Later Years
In 1802 or 1803, Tom Paine left France for the United States, paying passage also for Bonneville's wife, Marguerite Brazier and their three sons, seven year old Benjamin, Louis, and Thomas, for whom Paine was godfather. Paine returned to the US in the early stages of the Second Great Awakening and a time of great political partisanship. The Age of Reason gave ample excuse for the religiously devout to dislike him, and the Federalists attacked him for his ideas of government stated in Common Sense, for his association with the French Revolution, and for his friendship with President Jefferson. Also still fresh in the minds of the public was his Letter to Washington, published six years before his return.

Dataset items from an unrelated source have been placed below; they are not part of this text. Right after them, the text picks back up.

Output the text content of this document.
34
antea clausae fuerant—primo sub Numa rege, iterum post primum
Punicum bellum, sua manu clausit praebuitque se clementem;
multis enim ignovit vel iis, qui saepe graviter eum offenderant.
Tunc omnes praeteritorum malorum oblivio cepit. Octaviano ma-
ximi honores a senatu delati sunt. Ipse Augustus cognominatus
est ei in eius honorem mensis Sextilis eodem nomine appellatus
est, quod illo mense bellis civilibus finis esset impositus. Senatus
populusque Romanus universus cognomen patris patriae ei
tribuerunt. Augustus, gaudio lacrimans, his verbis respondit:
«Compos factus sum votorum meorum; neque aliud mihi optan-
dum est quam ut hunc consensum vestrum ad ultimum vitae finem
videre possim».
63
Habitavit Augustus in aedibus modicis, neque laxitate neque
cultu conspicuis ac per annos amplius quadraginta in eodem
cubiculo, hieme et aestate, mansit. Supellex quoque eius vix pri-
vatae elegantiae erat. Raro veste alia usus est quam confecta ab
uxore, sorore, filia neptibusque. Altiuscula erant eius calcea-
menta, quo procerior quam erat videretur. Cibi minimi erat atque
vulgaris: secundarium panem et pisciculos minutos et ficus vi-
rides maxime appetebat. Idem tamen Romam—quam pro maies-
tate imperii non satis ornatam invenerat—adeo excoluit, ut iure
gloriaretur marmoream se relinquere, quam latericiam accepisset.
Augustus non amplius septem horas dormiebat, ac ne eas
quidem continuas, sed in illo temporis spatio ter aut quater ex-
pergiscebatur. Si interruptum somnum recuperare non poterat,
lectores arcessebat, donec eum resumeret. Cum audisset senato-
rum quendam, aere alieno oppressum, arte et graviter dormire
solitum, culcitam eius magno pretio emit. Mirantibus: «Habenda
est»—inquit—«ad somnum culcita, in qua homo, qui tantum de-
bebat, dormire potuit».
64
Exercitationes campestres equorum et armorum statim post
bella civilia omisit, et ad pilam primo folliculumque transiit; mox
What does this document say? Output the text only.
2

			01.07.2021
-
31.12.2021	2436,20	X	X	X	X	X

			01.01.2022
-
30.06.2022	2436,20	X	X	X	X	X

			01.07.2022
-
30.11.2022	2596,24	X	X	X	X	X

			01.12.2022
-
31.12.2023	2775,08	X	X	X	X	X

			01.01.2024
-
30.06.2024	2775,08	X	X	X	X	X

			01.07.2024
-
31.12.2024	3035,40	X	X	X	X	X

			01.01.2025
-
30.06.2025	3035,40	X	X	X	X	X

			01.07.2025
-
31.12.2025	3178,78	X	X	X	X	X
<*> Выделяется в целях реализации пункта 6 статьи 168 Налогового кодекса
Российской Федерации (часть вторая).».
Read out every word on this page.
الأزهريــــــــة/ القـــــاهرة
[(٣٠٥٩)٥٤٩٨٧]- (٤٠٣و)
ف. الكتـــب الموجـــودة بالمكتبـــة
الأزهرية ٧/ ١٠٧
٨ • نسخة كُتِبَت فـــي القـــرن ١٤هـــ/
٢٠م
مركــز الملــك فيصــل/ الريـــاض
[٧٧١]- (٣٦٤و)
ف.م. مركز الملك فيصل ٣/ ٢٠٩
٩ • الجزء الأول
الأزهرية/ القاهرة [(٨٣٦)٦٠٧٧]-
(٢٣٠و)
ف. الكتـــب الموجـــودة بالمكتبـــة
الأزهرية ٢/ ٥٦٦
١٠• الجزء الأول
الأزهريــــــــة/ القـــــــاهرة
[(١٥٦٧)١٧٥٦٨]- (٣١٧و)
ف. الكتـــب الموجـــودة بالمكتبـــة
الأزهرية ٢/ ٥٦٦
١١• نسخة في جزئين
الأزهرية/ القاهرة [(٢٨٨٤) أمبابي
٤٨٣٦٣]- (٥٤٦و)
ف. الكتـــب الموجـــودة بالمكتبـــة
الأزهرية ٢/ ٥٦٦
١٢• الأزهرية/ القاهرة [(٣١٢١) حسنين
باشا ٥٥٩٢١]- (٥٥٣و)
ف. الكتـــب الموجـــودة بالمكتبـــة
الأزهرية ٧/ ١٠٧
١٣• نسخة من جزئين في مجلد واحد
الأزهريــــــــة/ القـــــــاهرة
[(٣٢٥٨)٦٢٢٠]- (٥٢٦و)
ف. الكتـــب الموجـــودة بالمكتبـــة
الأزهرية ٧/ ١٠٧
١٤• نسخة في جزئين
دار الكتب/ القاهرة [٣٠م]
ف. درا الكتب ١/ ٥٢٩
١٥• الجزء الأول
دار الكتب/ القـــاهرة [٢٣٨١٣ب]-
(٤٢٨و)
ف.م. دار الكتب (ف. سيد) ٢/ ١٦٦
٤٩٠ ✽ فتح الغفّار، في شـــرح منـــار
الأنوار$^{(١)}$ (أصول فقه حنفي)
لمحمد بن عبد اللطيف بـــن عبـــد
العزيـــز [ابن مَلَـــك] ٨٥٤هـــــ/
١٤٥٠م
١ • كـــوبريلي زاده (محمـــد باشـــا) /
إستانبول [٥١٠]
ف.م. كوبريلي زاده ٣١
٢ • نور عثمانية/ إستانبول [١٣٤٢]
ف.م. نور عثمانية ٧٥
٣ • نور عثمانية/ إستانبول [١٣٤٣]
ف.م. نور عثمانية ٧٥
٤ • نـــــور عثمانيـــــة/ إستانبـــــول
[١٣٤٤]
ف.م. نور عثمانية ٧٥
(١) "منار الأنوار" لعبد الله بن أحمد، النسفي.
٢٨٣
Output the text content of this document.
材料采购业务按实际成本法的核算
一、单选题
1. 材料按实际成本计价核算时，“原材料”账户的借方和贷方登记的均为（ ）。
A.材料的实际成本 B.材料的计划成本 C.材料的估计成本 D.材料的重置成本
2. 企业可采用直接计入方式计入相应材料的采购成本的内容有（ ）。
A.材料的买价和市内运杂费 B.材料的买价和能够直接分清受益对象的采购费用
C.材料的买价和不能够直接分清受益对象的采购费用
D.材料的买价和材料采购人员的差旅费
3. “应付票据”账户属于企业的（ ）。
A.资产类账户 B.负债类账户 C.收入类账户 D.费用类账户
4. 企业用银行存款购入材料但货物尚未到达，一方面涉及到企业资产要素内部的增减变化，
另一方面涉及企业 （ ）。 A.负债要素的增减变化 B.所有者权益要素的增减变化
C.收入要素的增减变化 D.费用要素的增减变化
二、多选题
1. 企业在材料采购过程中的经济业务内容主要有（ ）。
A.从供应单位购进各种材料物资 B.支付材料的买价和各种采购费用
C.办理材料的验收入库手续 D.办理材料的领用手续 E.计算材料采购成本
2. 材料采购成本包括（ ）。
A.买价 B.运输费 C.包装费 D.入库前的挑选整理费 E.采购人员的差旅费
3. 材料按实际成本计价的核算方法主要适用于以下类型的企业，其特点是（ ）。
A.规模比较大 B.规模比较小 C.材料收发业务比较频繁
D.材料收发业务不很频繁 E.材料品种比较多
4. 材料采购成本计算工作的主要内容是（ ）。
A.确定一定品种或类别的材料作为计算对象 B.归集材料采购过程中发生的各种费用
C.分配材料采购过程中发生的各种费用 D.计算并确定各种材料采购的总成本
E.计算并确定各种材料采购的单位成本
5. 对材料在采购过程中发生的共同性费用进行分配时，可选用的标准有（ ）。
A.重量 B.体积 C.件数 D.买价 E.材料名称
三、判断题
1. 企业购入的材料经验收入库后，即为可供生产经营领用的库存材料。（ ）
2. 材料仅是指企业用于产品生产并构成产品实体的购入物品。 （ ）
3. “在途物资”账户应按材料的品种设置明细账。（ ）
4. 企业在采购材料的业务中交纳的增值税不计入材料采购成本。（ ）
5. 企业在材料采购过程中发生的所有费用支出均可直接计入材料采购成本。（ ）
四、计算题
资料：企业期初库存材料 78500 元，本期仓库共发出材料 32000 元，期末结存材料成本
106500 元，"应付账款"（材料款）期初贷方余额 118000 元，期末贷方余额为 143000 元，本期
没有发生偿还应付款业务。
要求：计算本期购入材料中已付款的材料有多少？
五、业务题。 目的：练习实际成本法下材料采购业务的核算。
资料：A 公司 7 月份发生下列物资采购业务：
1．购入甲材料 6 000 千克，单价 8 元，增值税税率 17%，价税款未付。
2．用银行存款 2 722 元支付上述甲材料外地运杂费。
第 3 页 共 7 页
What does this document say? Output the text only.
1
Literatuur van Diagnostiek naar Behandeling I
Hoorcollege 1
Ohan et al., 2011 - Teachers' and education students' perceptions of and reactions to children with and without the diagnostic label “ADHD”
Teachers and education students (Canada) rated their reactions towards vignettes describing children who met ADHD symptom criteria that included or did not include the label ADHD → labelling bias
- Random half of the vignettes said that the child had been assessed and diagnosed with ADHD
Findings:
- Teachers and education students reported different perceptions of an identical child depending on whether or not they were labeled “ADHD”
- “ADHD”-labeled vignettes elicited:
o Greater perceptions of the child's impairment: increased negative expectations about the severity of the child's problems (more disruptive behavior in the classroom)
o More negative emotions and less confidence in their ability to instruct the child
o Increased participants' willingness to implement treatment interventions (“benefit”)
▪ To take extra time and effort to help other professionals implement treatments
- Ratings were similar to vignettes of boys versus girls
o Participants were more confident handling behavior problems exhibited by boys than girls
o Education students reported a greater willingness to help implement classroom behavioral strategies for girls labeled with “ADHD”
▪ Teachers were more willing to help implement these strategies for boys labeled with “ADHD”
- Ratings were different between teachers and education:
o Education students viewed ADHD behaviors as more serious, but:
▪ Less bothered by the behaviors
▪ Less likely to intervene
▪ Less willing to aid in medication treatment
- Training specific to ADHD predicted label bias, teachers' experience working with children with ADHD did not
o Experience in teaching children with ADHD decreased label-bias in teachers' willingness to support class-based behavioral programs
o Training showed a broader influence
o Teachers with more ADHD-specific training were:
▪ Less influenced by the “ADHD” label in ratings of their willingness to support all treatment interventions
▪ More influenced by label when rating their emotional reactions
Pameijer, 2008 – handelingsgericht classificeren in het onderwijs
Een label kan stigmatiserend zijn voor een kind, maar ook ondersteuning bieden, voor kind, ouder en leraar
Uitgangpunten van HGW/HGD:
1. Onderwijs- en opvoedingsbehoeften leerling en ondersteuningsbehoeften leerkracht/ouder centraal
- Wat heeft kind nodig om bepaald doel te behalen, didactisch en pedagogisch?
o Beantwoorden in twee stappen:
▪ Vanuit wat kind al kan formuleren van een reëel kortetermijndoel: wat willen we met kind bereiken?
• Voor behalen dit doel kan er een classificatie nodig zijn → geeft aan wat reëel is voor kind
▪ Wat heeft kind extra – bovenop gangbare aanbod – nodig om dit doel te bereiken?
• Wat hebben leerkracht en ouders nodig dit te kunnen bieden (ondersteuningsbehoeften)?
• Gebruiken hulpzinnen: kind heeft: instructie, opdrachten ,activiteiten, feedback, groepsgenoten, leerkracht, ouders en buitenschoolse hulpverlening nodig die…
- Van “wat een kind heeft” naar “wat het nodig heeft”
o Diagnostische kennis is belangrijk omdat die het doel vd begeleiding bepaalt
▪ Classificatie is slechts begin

Upon his return to America, Paine penned 'On the Origins of Freemasonry.' Nicholas Bonneville printed the essay in French. It was not printed in English until 1810, when Marguerite posthumously published his essay, which she had culled from among his papers, as a pamphlet containing an edited version wherein she omitted his references to the Christian religion. The document was published in English in its entirety in New York in 1918.
Brazier took care of Paine at the end of his life and buried him on his death on June 8, 1809. In his will, Paine left the bulk of his estate to Marguerite, including 100 acres (40.5 ha) of his farm so she could maintain and educate Benjamin and his brother Thomas. In 1814, The fall of Napoleon finally allowed Bonneville to rejoin his wife in the United States where he remained for four years before returning to Paris to open a bookshop.